A mensagem viral afirma, ainda, que valores acima de R$ 10 mil investidos em poupanças serão tributados em 23%.

O Fundo de Garantia do Tempo de Serviço (FGTS) é um benefício concedido a todos os trabalhadores brasileiros formais, sob regime de trabalho CLT. O objetivo do fundo é proteger financeiramente o trabalhador em caso de demissão sem justa causa.

Dessa forma, os empregadores depositam 8% do valor do salário de seus funcionários em contas abertas em seus respectivos nomes na Caixa Econômica Federal. O FGTS é composto pelo total desses depósitos e seus recursos são usados para financiar ações de infraestrutura por estados e municípios.

Esses valores podem ser sacados pelos trabalhadores, sob determinadas condições, incluindo casos de demissão sem justa causa. Nesse cenário, o trabalhador pode realizar a modalidade de saque conhecida como saque-rescisão, citada nas publicações virais.

Uma pesquisa no Google por “fgts 35%” trouxe como resultado um texto publicado pelo site O Antagonista em 14 de agosto de 2024, intitulado: “FGTS: lucro recorde, começa a ser depositado para os trabalhadores”. O texto afirma que, em 2023, o fundo obteve o maior lucro da história, e que foi distribuído parcialmente aos trabalhadores.

“O Conselho do FGTS decidiu reservar 35% do lucro total para reforçar o patrimônio líquido do Fundo, em vez de repassar diretamente aos trabalhadores”, informa a matéria. O artigo também acrescenta que essa “reserva financeira” do fundo será usada para garantir que, em anos de menor lucro, os repasses aos trabalhadores superem a inflação, como determinado pelo Supremo Tribunal Federal (STF).

Em 12 de junho, o Supremo decidiu que os saldos das contas dos trabalhadores vinculadas ao FGTS devem ser corrigidos aos menos pela inflação, medida pelo Índice Nacional de Preços ao Consumidor Amplo (IPCA), como forma de evitar que o trabalhador perca poder de compra. Nos anos em que o resultado obtido pelo fundo for menor do que a inflação, o STF determina que o Conselho Curador do fundo deve realizar essa compensação.

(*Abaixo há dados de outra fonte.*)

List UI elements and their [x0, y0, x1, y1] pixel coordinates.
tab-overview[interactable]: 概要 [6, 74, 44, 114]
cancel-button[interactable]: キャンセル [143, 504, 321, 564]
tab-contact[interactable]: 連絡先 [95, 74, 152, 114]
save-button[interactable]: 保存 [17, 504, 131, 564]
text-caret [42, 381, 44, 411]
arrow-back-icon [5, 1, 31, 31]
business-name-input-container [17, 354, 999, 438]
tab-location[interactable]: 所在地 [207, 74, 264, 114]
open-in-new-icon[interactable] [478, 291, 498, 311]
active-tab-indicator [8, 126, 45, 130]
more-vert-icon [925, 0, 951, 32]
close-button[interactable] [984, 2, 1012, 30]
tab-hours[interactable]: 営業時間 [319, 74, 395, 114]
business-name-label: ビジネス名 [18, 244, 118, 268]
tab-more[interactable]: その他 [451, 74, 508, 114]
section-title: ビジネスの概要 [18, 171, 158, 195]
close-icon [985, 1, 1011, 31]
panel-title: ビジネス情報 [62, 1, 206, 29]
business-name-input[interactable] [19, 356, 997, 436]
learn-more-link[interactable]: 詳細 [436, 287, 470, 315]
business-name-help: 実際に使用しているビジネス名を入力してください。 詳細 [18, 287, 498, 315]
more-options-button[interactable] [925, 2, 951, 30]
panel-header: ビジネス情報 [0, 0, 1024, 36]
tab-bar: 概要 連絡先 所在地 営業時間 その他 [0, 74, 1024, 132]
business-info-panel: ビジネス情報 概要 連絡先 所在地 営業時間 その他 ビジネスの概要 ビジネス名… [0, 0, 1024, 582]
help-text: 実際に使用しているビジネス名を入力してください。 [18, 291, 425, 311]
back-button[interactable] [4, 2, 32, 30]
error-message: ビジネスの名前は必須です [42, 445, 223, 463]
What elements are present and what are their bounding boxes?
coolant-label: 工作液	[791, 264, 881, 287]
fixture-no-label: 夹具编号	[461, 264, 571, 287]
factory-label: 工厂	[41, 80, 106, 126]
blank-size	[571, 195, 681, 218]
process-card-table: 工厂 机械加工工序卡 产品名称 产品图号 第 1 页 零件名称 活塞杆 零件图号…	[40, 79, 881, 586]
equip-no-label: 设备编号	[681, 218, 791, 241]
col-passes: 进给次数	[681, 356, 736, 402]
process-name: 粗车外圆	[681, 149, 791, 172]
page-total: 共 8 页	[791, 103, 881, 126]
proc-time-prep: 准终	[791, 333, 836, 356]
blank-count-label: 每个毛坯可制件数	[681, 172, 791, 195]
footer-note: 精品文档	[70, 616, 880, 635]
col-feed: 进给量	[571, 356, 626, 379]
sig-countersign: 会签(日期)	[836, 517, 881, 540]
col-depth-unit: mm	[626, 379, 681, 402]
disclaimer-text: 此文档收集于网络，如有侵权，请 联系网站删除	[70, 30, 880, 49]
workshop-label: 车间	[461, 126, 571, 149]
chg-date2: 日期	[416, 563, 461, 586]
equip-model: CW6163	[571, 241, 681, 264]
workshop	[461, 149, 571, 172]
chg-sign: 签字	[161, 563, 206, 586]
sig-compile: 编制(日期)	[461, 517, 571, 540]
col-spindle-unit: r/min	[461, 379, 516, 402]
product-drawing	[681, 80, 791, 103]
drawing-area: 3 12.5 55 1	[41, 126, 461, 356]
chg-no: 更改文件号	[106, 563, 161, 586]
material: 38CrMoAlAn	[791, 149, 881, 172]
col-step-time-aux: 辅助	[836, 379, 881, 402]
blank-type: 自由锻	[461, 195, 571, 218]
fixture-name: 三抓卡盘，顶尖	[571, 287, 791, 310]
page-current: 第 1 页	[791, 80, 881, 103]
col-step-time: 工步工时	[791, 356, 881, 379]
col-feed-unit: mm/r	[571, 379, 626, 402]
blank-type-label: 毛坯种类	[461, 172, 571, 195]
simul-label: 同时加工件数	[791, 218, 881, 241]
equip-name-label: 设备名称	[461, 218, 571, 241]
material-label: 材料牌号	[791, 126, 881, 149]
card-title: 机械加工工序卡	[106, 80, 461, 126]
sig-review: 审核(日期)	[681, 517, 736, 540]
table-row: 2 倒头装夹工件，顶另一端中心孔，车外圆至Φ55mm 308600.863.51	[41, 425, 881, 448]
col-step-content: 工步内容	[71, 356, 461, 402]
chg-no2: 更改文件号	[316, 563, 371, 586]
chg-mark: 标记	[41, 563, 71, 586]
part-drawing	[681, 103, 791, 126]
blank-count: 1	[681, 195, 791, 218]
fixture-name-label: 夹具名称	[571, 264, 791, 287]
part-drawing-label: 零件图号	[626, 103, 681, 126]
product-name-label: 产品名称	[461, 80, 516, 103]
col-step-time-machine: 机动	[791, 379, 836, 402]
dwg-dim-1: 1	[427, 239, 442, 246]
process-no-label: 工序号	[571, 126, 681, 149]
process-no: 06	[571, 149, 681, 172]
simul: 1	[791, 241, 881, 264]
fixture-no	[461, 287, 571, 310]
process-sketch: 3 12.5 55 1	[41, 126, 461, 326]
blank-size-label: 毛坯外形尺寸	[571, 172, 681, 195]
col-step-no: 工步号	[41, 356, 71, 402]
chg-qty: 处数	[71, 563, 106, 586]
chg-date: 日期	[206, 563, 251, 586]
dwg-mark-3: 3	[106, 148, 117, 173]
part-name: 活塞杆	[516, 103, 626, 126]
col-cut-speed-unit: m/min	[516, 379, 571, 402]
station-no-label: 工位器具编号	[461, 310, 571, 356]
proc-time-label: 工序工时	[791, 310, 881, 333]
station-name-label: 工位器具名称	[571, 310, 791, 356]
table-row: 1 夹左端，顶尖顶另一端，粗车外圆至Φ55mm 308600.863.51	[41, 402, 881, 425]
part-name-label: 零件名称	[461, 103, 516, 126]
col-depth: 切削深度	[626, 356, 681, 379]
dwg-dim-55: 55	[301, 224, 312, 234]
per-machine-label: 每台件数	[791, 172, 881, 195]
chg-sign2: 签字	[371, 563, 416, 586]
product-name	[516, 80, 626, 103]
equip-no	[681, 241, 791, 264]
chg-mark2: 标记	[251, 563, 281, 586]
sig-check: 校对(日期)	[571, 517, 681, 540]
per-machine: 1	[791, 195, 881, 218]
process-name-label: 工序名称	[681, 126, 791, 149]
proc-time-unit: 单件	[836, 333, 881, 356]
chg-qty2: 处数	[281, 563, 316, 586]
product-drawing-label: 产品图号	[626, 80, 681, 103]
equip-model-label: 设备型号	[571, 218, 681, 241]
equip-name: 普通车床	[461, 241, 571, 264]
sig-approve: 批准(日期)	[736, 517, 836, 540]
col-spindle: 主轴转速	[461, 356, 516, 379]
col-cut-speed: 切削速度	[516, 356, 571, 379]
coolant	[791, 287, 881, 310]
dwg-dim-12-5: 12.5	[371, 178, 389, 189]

Dessa forma, o Conselho Curador do FGTS decidiu distribuir cerca de R$ 15,2 bilhões aos trabalhadores, o que corresponde a 65% do lucro obtido pelo fundo em 2023. O restante, como citado pelo texto publicado no site O Antagonista, funcionará como reserva financeira do fundo, a ser usada em anos em que os resultados sejam inferiores à inflação. 

Essa decisão foi tomada em uma reunião extraordinária realizada pelo conselho em 8 de agosto, mesma data citada nas publicações virais.

Uma pesquisa por decretos do governo federal editados em 2024 não mostrou nenhuma medida publicada no dia 8 de agosto. Dos demais decretos publicados nesse mês, nenhum menciona o termo “FGTS” em sua ementa.

Em 13 de agosto, a Secretaria de Comunicação Social (Secom) do governo federal publicou um texto negando a afirmação de que o governo federal iria tributar o FGTS: “Os conteúdos maliciosos alegam que o Governo Federal teria editado um decreto fictício que tributaria os saques feitos do fundo quando da demissão de trabalhadores”.

O texto destaca que o FGTS é isento de tributação federal, como disposto pela lei 8036/1990.

Com relação à alegação das publicações envolvendo uma suposta tributação de 23% das cadernetas de poupança com mais de R$ 10 mil, o texto publicado pela Secom também afirma que esse suposto desconto “não procede”.

Atualmente, a poupança é um tipo de investimento isento de Imposto de Renda. Uma pesquisa feita no Google pelos termos “poupança 23% 10 mil” tampouco trouxe resultados compatíveis a respeito de uma tributação nesse sentido.

Consultado pelo AFP Checamos em 16 de agosto, o Ministério do Trabalho e Emprego (MTE) afirmou que as possibilidades de saque do FGTS para os trabalhadores permanecem as mesmas, e que “não identifica” na reforma tributária nenhuma alteração com relação à atual isenção que trabalhadores possuem em saques do FGTS.

O AFP Checamos já verificou outras publicações a respeito de supostas novas tributações (1, 2, 3).